他看到了疯和尚站在兽圈边上一动不动的样子——

那张脸上什么表情都没有,像一面空墙。

最后是被下令关进虎牢——

这是潭王当面下的令。

他亲耳听的,一个字没漏。

连他父亲的事,也没有一点隐瞒。

疯和尚在地牢里替他爹说了几句公道话——

这是他来报信的根本原因。

他来报信,与其说是报恩,不如说是做一笔交易:他用情报换一条命。

你们救不了秦王,可你们至少能救那个疯和尚。

疯和尚活了,他徐忠的良心就活了。

说到兽圈那一段的时候,他的声音低了下去。

不是刻意压低,是嗓子哑了。

他想起了那个佃户被豹子咬断腿的声音——

"咔嚓"一声,像折一根干柴。

想起了那个疯和尚站在兽圈边上,脸上什么表情都没有。

想起了潭王坐在高台上,端着酒杯,嘴角挂着一丝若有若无的笑意。

他说到那些的时候,手在发抖。不是怕——

是怒。

一种压在骨头里的、说不出来的怒。

可他不能怒。他是个小角色,怒了也没用。

他只能把怒气压下去,压到脚底板底下,踩在脚底下,踩实了,踩硬了,踩成一块石头。然后踩着那块石头继续说话。

说到最后,徐忠的声音有些发颤。不是怕——

是急。

那种急不是嘴上的急,是骨头里的急,像一个守城的人看见敌兵攻到了城下,可手里只有一把刀,没有人。
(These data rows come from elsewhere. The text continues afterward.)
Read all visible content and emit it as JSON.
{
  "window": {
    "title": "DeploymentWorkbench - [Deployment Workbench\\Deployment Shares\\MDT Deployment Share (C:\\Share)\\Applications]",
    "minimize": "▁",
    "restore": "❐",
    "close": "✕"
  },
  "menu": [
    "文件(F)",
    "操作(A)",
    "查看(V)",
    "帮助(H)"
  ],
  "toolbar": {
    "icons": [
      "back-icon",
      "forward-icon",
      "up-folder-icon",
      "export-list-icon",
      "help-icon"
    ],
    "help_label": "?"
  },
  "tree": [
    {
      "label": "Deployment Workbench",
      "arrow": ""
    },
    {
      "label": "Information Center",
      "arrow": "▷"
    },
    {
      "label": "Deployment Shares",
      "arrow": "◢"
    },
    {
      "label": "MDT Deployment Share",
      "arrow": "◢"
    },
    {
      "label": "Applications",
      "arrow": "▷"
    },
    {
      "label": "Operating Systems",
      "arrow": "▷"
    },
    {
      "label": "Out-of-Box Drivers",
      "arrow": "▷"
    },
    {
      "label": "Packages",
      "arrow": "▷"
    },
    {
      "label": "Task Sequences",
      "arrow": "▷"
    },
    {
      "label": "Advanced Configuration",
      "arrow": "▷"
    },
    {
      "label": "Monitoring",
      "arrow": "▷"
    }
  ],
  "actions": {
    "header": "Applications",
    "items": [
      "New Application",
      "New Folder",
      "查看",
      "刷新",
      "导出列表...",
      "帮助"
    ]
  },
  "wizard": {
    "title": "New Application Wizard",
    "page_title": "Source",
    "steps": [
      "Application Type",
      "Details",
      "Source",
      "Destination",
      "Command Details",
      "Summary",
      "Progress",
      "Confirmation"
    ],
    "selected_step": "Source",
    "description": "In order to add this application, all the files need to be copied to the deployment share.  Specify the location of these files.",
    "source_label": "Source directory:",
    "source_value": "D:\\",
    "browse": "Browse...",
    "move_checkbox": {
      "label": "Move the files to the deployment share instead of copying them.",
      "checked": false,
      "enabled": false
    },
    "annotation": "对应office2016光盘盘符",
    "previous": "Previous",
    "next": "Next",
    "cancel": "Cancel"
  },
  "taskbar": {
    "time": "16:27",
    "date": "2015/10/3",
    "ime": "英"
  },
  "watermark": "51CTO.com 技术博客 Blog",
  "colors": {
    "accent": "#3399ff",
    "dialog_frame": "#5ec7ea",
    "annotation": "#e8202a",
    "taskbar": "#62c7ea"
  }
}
"张大人,那虎牢里关着的可不是寻常猛虎。"他竖起一根粗短的手指,指节上全是老茧,茧子磨得发亮,像一层黄褐色的壳,"那是一头八百多斤的辽东虎,站起来比两人还高。

进去了的人——"

他顿了一下,咽了口唾沫。

喉结上下滚了一下,像吞了一块石头。

那块石头不是真的石头,是恐惧——

他见过那头虎。那头虎的眼睛跟铜铃一样大,黄澄澄的,瞳孔是一条竖线。

它看你的时候,不是在看一个人,是在看一块肉。

"从来没有活着出来的。"

这句话落在偏厅里,像一块铁砸在石板上——

"咚"的一声,没有回音。

解缙听到这里,腾地站了起来。

小板凳被他带倒在地,发出"哐"的一声闷响。

他的脸涨得通红,嘴唇哆嗦了两下,忽然猛地一拍桌子——

那张桌子比他高半头,他得踮着脚才能够到桌面。

手掌拍上去的时候,茶杯跳了一下,茶水溅了出来,在桌面上留了几个深色的点子。

"不行!师兄不能死在那里!"

他的声音尖锐起来,像一把小刀划过玻璃。

那声音里有少年人特有的冲动和不甘——

那种不甘不是对一个敌人的愤怒,是对整个世界的愤怒。

他十四岁了。

十四岁的他见过太多不平事,可每一次都不像今天这样,让他觉得自己这么没用。

他读过万卷书,他胸中有锦绣,他下笔能成文——

可这些有什么用?

刀架在师兄脖子上的时候,万卷书挡不了一刀,锦绣文章挡不了一刀,什么都挡不了一刀。

"张大人,咱们不能就这么干等着!"他的眼眶红了,可眼泪没掉下来——

他咬着下唇,咬得发白,硬生生把眼泪逼了回去。

他不是爱哭的人。

他只是太急了。

急到眼眶发酸,急到鼻子发堵,急到胸口像塞了一团棉花,喘不上气来。

他的手攥着桌沿,指关节泛白——

不是攥拳头的白,是用力过度的白,像要把桌沿攥碎。